As the game opens and you have your initial few encounters with The Monster, the atmosphere in this is fantastic. And for as long as The Monster exists primarily as an indeterminate threat to police and punish your general noise pollution, it's a perfectly decent threat factor with which to throttle your forward progress and set an oppressive mood. The issue is that the further you get into the game, the more readily it begins to spawn in for no particular rhyme or reason, at which point your options are basically to hide somewhere and cross your fingers that you don't run afoul of the dice roll that determines if The Monster idly decides to just completely destroy your hiding place or not.
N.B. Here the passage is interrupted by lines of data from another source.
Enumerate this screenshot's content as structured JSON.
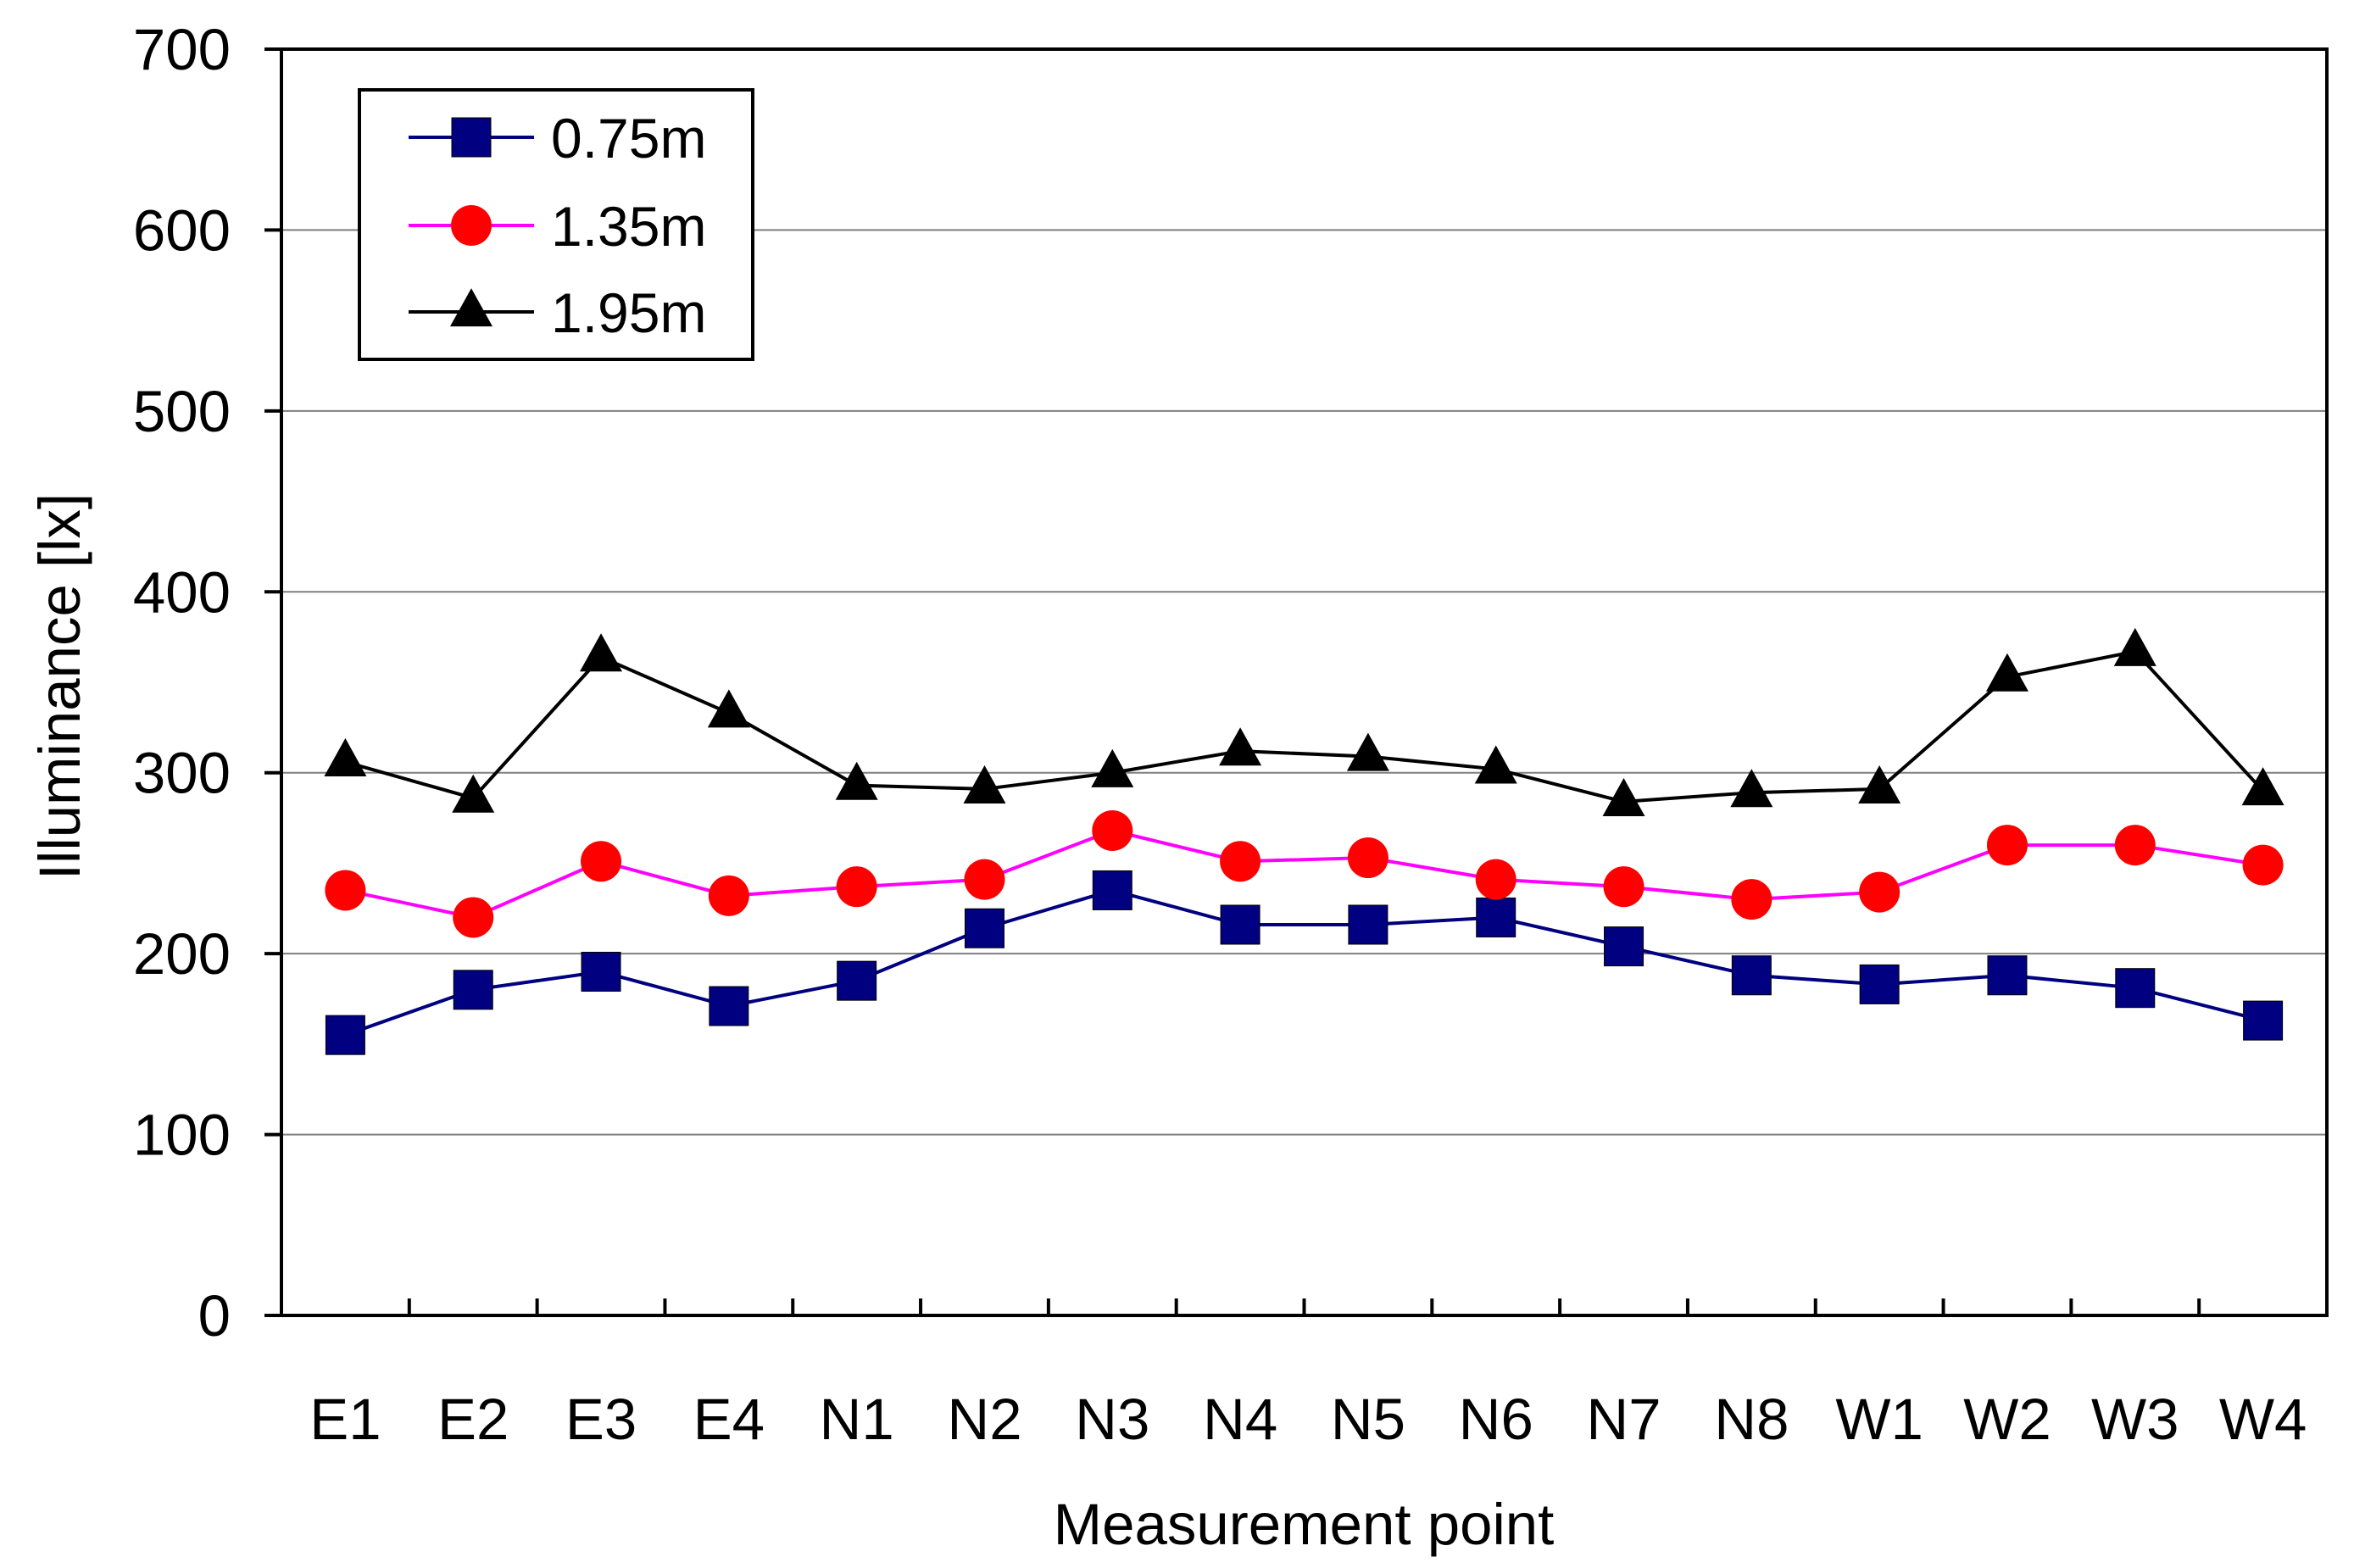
{
  "chart_data": {
    "type": "line",
    "title": "",
    "xlabel": "Measurement point",
    "ylabel": "Illuminance [lx]",
    "ylim": [
      0,
      700
    ],
    "yticks": [
      0,
      100,
      200,
      300,
      400,
      500,
      600,
      700
    ],
    "grid": "horizontal",
    "legend_position": "top-left",
    "categories": [
      "E1",
      "E2",
      "E3",
      "E4",
      "N1",
      "N2",
      "N3",
      "N4",
      "N5",
      "N6",
      "N7",
      "N8",
      "W1",
      "W2",
      "W3",
      "W4"
    ],
    "series": [
      {
        "name": "0.75m",
        "marker": "square",
        "line_color": "#000080",
        "marker_fill": "#000080",
        "values": [
          155,
          180,
          190,
          171,
          185,
          214,
          235,
          216,
          216,
          220,
          204,
          188,
          183,
          188,
          181,
          163
        ]
      },
      {
        "name": "1.35m",
        "marker": "circle",
        "line_color": "#ff00ff",
        "marker_fill": "#ff0000",
        "values": [
          235,
          220,
          251,
          232,
          237,
          241,
          268,
          251,
          253,
          241,
          237,
          230,
          234,
          260,
          260,
          249
        ]
      },
      {
        "name": "1.95m",
        "marker": "triangle",
        "line_color": "#000000",
        "marker_fill": "#000000",
        "values": [
          306,
          286,
          364,
          333,
          293,
          291,
          300,
          312,
          309,
          302,
          284,
          289,
          291,
          353,
          367,
          290
        ]
      }
    ]
  }
}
A physical encounter with it will seemingly 4 out of 5 times lock you into an instadeath animation, while there's the odd instance where you might be able to get away with just one bad laceration if you're nimble enough. There are wonderfully tense encounters with this thing... spaced out amidst another half-dozen encounters where I just die instantly or twiddle my thumbs in the corner for 5 minutes waiting for it to despawn because it's untenable to waste the resources that are required to manually drive it off, and attempting to accomplish anything while it's present is tantamount to suicide with how abruptly it can relocate itself from point A to point B. It's the classic problem of overexposure. The threat of death and lost progress is scary. Actually dying and losing progress over and over, or alternatively cowering in the dark motionless for several minutes at a time, is not. I spend more time doing either of those than actually making forward progress. I get why it's happening; the map is remarkably small and the game would probably be over inside of an hour or two if The Monster didn't make such a constant insufferable nuisance of itself. The best part of the game is ironically right before the endgame where you're suddenly able to briefly visit a new setpiece free of your usual antagonist's omnipresent bother. It's still a fairly novel gameplay loop. It was an interesting experiment. I just don't think it worked very well.